A greater degree of openness would be helpful and, at the other end of that, what the regulators learn about the operations of their own act or acts is something that would be of benefit for wider public knowledge. Comments on the operations of the acts and the problems with those acts are quite justifiably a matter that parliament would be interested in, given that parliament has created the laws. It is not simply that the government has created the laws. The parliament and the public have an interest in knowing what the regulators think about the problems in the system they are administering and how we might go about solving some of those problems.[252]

5.146         Dr Wilding supported an amendment to the main Bill relating to the tabling of reports as:

...a minimum something that might very easily be achieved with little change to the existing bill. That would make an important difference in terms of transparency and public confidence in the new regulator.[253]

5.147             The ABA itself has not addressed this issue.[254]

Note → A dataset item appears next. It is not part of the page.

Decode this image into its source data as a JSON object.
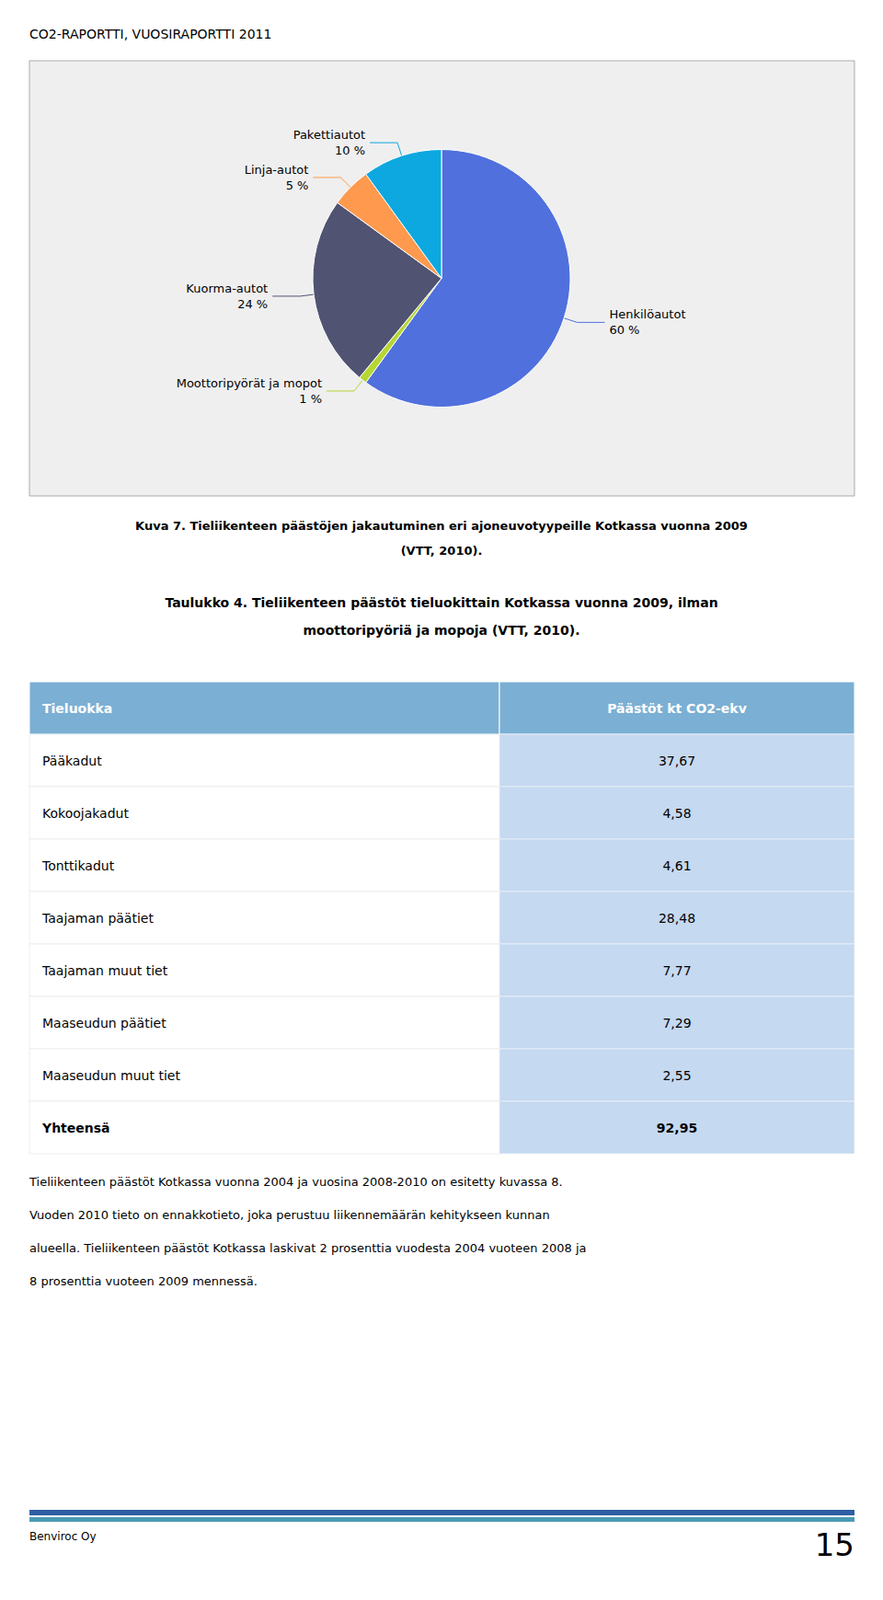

5.148             In the Committee's view, it makes some sense to use the opportunity of the merger of the ACA and the ABA to ensure maximum openness and transparency across both organisations. It seems inconsistent that the less restrictive reporting rules of the ABA would continue to operate notwithstanding the replication of the more open reporting rules of the ACA in the ACMA Bill.

Recommendation 18

5.149         The Committee recommends that clause 57 of the main bill be amended to make it clear that reports under the Broadcasting Services Act on complaints received and investigations conducted will be publicly released.

Conclusion

5.150           While the Committee endorses the establishment of a single technical regulator in light of developments in convergence, it is apparent from the evidence collected throughout this inquiry that many witnesses, from a broad cross-section of the community, had concerns that ACMA will not be able to meet the regulatory, competition, policy, social, cultural and political issues which will face this country in the very near future.

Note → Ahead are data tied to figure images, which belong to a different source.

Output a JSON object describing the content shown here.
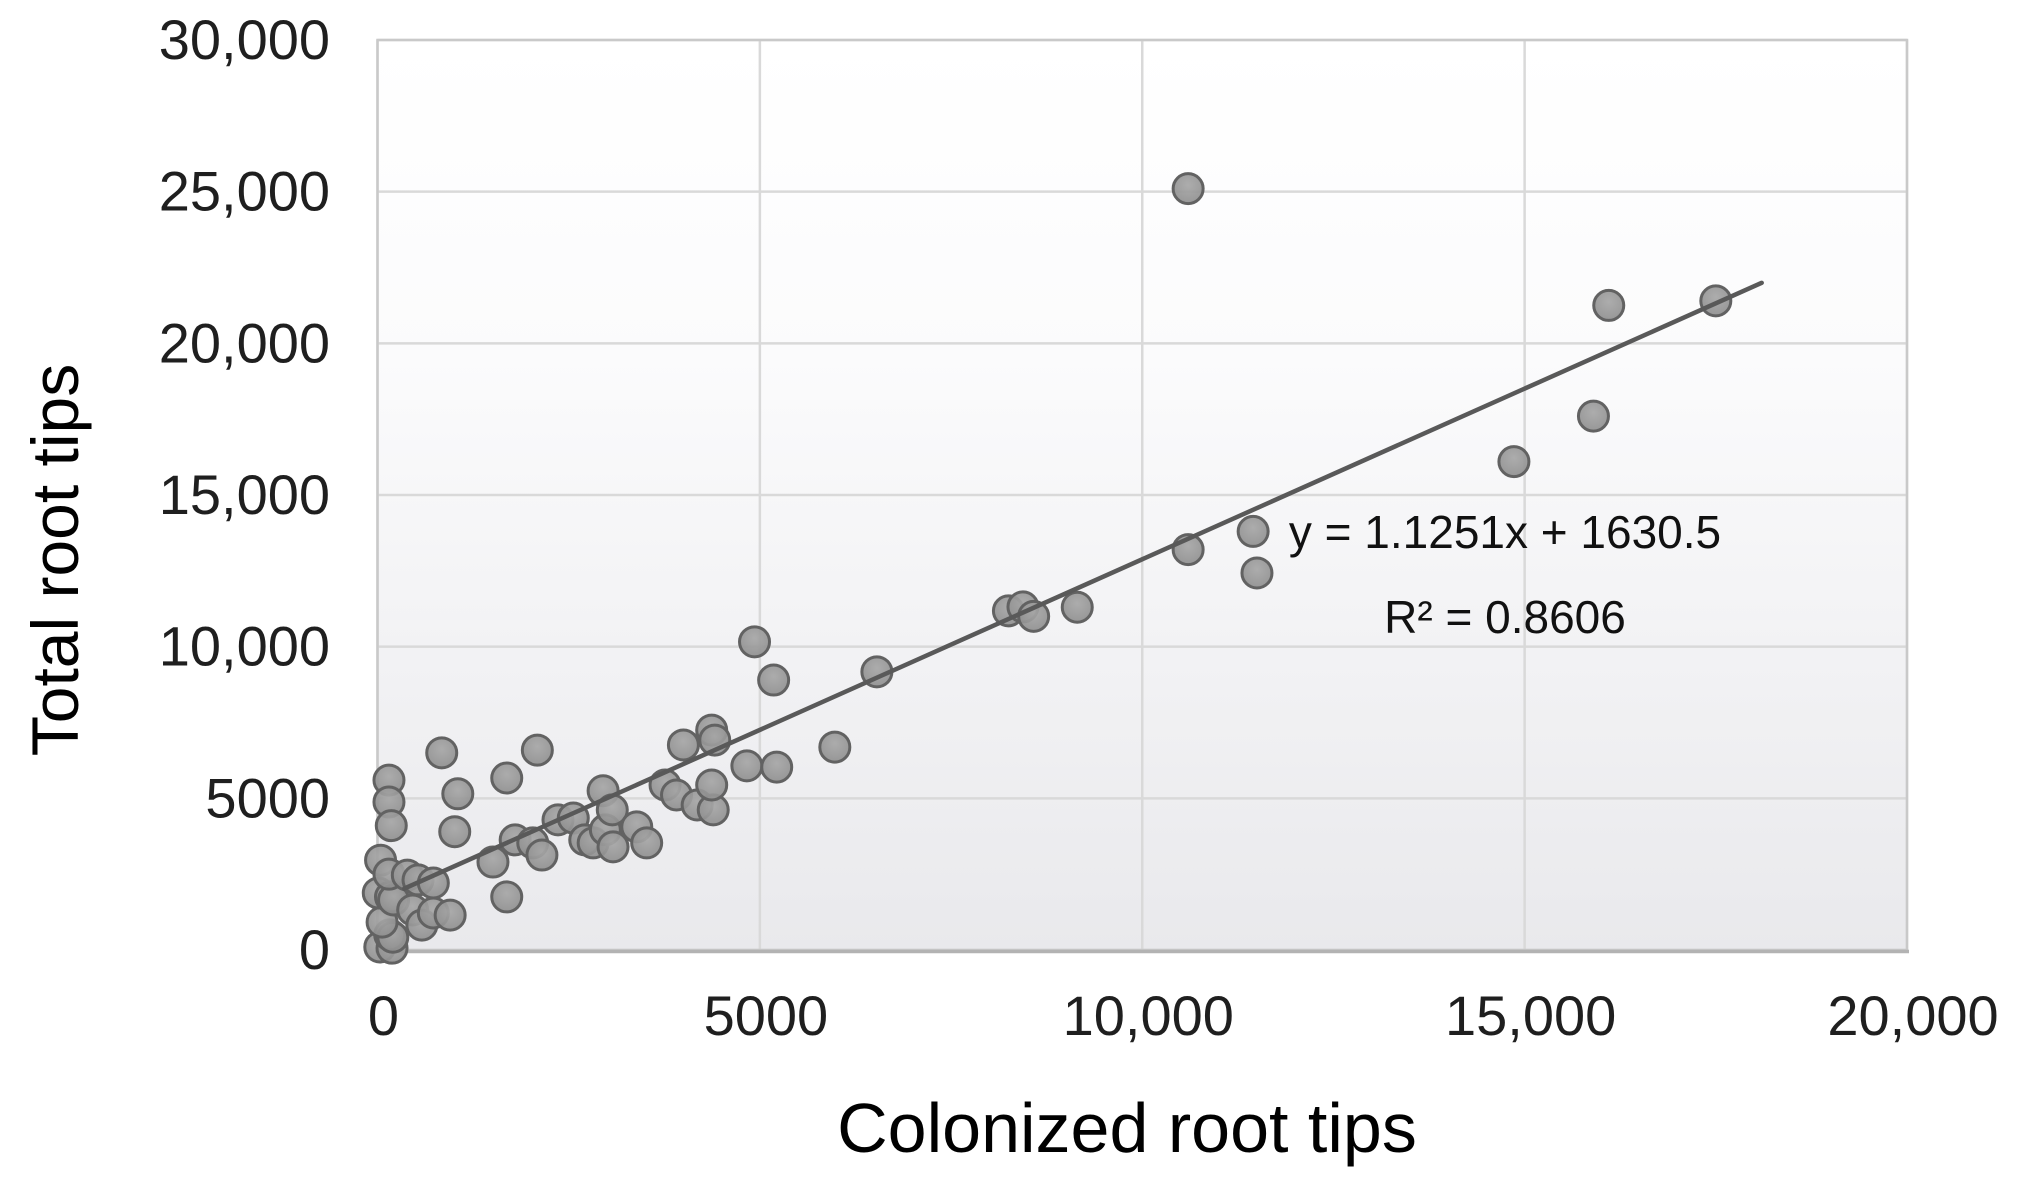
{
  "chart_data": {
    "type": "scatter",
    "title": "",
    "xlabel": "Colonized root tips",
    "ylabel": "Total root tips",
    "xlim": [
      0,
      20000
    ],
    "ylim": [
      0,
      30000
    ],
    "grid": true,
    "legend": "none",
    "x_ticks": [
      0,
      5000,
      10000,
      15000,
      20000
    ],
    "x_tick_labels": [
      "0",
      "5000",
      "10,000",
      "15,000",
      "20,000"
    ],
    "y_ticks": [
      0,
      5000,
      10000,
      15000,
      20000,
      25000,
      30000
    ],
    "y_tick_labels": [
      "0",
      "5000",
      "10,000",
      "15,000",
      "20,000",
      "25,000",
      "30,000"
    ],
    "points": [
      [
        30,
        100
      ],
      [
        190,
        60
      ],
      [
        160,
        500
      ],
      [
        200,
        420
      ],
      [
        60,
        920
      ],
      [
        10,
        1880
      ],
      [
        170,
        1750
      ],
      [
        210,
        1650
      ],
      [
        40,
        2960
      ],
      [
        150,
        2500
      ],
      [
        390,
        2470
      ],
      [
        150,
        5600
      ],
      [
        150,
        4880
      ],
      [
        180,
        4100
      ],
      [
        460,
        1320
      ],
      [
        530,
        2310
      ],
      [
        580,
        820
      ],
      [
        730,
        2210
      ],
      [
        730,
        1220
      ],
      [
        950,
        1150
      ],
      [
        840,
        6500
      ],
      [
        1010,
        3900
      ],
      [
        1050,
        5150
      ],
      [
        1510,
        2900
      ],
      [
        1690,
        1750
      ],
      [
        1690,
        5670
      ],
      [
        1800,
        3630
      ],
      [
        2030,
        3530
      ],
      [
        2090,
        6590
      ],
      [
        2150,
        3130
      ],
      [
        2360,
        4290
      ],
      [
        2560,
        4350
      ],
      [
        2710,
        3630
      ],
      [
        2820,
        3530
      ],
      [
        2950,
        5250
      ],
      [
        2980,
        3960
      ],
      [
        3070,
        4620
      ],
      [
        3080,
        3400
      ],
      [
        3390,
        4060
      ],
      [
        3520,
        3530
      ],
      [
        3760,
        5440
      ],
      [
        3910,
        5110
      ],
      [
        4000,
        6760
      ],
      [
        4180,
        4780
      ],
      [
        4370,
        7250
      ],
      [
        4390,
        4620
      ],
      [
        4410,
        6920
      ],
      [
        4370,
        5440
      ],
      [
        4830,
        6070
      ],
      [
        4930,
        10160
      ],
      [
        5180,
        8900
      ],
      [
        5220,
        6030
      ],
      [
        5980,
        6690
      ],
      [
        6530,
        9170
      ],
      [
        8250,
        11180
      ],
      [
        8440,
        11310
      ],
      [
        8580,
        11000
      ],
      [
        9150,
        11300
      ],
      [
        10600,
        13200
      ],
      [
        10600,
        25100
      ],
      [
        11450,
        13800
      ],
      [
        11500,
        12430
      ],
      [
        14860,
        16100
      ],
      [
        15900,
        17600
      ],
      [
        16100,
        21250
      ],
      [
        17500,
        21400
      ]
    ],
    "trendline": {
      "slope": 1.1251,
      "intercept": 1630.5,
      "x_start": 350,
      "x_end": 18100,
      "equation": "y = 1.1251x + 1630.5",
      "r_squared": "R² = 0.8606"
    },
    "colors": {
      "point_fill": "#989898",
      "point_stroke": "#626262",
      "trendline": "#595959",
      "gridline": "#d9d9d9",
      "plot_border": "#c9c9c9",
      "axis_line": "#b3b3b3",
      "text": "#1f1f1f"
    }
  }
}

5.151           As the ACMA proposal currently stands it is a lost opportunity. In comparison, the establishment of OFCOM in the UK was the 'watershed' in which an overarching, holistic communication's policy and legislation was developed. The result has been to develop strong broadcasting and telecommunications sectors while at the same time protecting consumers and national interests on issues such as media ownership and community standards in broadcasting.

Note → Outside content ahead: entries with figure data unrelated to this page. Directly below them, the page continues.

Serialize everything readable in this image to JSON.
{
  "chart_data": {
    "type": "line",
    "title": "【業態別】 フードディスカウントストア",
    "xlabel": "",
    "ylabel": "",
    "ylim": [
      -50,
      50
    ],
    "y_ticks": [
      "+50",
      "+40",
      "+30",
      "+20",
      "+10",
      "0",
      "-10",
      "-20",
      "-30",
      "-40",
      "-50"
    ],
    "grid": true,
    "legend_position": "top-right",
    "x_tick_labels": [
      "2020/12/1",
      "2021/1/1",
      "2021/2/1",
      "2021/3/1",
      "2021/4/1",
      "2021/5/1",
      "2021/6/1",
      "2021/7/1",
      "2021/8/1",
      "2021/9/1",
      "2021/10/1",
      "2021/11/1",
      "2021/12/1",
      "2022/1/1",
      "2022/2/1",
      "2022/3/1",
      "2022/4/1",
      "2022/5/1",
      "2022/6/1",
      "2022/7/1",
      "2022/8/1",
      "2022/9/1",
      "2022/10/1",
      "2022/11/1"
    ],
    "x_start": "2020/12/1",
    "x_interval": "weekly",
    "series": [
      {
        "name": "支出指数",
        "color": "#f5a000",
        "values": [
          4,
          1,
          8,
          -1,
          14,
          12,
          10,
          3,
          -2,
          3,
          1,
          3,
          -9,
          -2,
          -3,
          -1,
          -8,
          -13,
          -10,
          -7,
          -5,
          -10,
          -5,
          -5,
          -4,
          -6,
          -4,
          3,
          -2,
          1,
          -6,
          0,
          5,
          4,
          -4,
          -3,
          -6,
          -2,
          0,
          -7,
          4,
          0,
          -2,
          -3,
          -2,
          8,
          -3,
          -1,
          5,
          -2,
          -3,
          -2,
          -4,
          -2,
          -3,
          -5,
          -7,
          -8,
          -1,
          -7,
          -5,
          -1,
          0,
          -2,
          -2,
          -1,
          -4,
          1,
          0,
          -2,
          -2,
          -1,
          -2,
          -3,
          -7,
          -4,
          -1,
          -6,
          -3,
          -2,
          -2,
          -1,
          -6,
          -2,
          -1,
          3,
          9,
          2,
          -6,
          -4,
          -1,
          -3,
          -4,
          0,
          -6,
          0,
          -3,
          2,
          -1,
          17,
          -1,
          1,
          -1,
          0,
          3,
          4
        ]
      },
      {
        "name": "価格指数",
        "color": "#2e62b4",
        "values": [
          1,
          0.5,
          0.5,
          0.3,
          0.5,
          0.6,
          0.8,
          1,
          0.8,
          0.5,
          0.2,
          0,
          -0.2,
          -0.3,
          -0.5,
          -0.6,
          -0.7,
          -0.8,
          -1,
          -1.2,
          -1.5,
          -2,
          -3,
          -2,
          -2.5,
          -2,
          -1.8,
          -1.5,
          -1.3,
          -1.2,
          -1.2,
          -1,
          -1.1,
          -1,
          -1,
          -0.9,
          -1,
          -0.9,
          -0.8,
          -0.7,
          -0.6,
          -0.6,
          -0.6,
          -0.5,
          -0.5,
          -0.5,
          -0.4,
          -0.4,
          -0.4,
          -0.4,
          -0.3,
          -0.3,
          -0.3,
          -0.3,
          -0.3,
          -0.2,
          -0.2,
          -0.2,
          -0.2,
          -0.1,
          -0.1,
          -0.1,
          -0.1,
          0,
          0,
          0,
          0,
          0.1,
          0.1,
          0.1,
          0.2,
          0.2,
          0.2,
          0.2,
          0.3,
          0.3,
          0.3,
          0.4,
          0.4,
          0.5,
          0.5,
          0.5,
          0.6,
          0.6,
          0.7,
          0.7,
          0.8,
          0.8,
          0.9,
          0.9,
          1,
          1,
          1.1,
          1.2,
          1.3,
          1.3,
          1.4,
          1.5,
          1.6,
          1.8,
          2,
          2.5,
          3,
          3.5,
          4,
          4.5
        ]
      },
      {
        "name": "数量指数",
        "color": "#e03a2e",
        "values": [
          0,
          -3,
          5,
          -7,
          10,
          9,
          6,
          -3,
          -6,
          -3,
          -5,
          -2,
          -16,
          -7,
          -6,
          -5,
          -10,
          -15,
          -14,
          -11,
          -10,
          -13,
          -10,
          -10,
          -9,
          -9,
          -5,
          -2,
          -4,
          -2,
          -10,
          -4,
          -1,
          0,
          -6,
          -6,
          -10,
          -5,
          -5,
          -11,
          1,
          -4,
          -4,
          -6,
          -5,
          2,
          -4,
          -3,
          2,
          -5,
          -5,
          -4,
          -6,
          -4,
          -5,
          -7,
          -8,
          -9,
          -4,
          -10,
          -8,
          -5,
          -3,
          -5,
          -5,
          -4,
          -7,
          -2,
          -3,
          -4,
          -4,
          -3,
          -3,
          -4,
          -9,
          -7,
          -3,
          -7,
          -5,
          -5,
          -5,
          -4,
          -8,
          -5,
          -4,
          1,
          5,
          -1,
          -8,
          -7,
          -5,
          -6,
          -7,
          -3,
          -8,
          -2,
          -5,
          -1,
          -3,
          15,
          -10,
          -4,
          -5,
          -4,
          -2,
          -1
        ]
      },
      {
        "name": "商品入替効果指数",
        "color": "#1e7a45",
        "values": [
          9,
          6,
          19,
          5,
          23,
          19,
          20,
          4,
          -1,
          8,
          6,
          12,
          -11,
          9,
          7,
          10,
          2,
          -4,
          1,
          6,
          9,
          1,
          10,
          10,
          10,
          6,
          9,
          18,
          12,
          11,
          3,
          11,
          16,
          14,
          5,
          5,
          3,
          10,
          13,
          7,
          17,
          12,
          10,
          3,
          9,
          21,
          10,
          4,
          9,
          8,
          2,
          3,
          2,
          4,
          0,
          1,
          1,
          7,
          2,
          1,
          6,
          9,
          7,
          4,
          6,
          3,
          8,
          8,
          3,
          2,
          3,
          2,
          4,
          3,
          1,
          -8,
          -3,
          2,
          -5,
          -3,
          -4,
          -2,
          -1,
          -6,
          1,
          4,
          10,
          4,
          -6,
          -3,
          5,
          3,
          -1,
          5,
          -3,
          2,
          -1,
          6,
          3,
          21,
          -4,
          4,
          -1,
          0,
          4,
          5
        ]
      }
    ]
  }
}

5.152           The necessity for a strong and powerful regulator is doubly important in Australia because of the market power of Telstra as the dominant telco and because of the high level of concentration of ownership in the media sector. Without a strong and powerful regulator, the commercial interests of the big players will run roughshod over the interests of consumers and competitors. The recommendations in this report will not solve these issues. Rather, they will be a strong statement from the Parliament to the new regulator that it has the support of Parliament to be more robust and assertive in defending the interests of the community in the difficult task of regulating the telecommunications and media giants. Further, the longer-term review recommended in this report recognises that, given the rapidly changing environment in communications, the process of reform of our regulatory authorities has only just begun and will almost certainly never completely end.